Kitty saw some friends from UH and waved to them. Then she said, “I’ll talk to Jim, okay? Don’t say anything yet.”

“You have until Thursday morning,” I said.

She left me, with a wave of a bangled arm. I looked around. The park was an expanse of fading green grass with some short, twisted wiliwili trees in one corner. You could tell the impact El Nino was having here, the lack of rain drying everything up.

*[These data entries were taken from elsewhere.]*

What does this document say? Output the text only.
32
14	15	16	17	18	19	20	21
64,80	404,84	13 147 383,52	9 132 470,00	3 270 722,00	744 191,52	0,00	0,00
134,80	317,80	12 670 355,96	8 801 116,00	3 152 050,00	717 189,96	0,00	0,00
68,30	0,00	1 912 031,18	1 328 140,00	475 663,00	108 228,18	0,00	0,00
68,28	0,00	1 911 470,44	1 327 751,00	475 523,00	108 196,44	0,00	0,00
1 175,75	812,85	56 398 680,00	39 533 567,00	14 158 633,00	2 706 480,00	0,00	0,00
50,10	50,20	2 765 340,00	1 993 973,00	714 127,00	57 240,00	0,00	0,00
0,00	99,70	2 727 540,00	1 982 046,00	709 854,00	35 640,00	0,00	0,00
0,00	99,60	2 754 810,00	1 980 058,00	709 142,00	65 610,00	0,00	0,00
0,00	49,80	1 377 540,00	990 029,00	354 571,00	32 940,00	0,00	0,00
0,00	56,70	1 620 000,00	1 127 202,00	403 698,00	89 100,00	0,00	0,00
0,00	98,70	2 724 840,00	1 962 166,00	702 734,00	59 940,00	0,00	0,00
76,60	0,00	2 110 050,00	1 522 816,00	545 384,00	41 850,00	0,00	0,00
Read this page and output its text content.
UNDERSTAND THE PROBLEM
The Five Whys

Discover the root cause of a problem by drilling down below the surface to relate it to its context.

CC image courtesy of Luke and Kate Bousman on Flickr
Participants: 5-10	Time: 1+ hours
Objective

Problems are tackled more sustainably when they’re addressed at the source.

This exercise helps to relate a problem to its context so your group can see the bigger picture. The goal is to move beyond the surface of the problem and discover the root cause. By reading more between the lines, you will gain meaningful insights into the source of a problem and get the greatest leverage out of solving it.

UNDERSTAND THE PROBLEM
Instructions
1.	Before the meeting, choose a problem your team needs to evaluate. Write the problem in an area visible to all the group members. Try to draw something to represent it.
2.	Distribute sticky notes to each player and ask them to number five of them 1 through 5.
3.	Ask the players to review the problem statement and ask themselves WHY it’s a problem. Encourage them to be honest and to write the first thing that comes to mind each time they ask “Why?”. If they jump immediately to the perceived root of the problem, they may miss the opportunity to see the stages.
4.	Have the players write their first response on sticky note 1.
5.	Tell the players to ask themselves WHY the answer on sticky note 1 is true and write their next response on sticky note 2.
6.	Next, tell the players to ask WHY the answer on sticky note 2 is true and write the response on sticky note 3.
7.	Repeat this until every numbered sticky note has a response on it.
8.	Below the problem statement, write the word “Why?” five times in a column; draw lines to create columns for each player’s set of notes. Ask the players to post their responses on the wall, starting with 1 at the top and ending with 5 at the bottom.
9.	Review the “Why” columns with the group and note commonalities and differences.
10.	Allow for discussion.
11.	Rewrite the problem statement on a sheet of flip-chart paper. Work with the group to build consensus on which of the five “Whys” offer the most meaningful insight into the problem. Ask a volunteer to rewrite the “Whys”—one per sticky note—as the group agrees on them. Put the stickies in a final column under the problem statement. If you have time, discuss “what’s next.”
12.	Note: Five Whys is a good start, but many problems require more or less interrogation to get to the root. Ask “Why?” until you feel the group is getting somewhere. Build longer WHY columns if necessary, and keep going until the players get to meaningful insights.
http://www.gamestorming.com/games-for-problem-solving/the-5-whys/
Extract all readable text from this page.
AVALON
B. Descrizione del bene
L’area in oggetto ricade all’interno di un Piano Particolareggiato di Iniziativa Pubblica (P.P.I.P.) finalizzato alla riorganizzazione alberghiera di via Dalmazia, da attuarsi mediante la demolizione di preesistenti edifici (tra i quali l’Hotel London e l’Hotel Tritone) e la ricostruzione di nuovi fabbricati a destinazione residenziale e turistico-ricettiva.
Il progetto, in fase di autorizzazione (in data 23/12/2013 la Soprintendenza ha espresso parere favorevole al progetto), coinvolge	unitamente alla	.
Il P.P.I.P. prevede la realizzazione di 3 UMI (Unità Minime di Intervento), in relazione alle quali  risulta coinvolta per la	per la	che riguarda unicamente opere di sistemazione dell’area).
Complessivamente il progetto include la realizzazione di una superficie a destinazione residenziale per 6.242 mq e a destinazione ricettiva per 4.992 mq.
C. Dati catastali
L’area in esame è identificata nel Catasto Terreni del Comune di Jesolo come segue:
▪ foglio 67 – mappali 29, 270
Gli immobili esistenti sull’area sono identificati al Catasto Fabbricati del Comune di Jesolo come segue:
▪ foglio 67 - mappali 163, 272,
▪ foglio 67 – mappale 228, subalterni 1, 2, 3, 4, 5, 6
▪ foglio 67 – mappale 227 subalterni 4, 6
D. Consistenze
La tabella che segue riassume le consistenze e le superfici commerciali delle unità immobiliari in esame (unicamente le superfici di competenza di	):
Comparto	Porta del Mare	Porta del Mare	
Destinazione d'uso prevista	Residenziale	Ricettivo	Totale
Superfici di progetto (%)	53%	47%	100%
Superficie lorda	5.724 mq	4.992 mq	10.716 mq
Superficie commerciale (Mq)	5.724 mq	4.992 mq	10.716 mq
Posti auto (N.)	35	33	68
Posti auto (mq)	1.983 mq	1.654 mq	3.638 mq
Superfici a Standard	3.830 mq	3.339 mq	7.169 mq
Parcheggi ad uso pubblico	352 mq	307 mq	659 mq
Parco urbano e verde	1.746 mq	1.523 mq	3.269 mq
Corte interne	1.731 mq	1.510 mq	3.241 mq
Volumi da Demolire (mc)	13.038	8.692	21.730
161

The air smelled of sweat and motor oil, with that slight underlayer of coconut tanning oil that you find anywhere people lay out in the sun.

The crowd was growing. I knew that Sandra and Cathy had chosen a small space to ensure that the turnout would look decent, but it was clear they had underestimated, so I went over to congratulate them, and met Charlie Stahl again. “We’re almost ready to start,” Sandra said. For a change, she wasn’t wearing a business suit-but a pair of UH sweat pants and a cowl-necked T-shirt. “You’ll come up on the stage with us, won’t you, Kimo?”

I shook my head. “I don’t like doing that kind of thing.”

“You’ve got to,” Cathy said. She looked so tiny, the same size as Aunt Mei-Mei, but I knew she had my godmother’s strength of personality. “You want to show the community that the police are investigating the bombing, don’t you? And you can say that anybody who has information should contact you. You know how most gay people feel about the police, Kimo. It’s important they see they have a friend in the department.”

Here it was again, the debate I’d been having with myself off and on since coming out. I knew I needed to be a role model, that part of my job in life was to show gay and lesbian people that the police were there to protect them, too. And part of me did like the spotlight.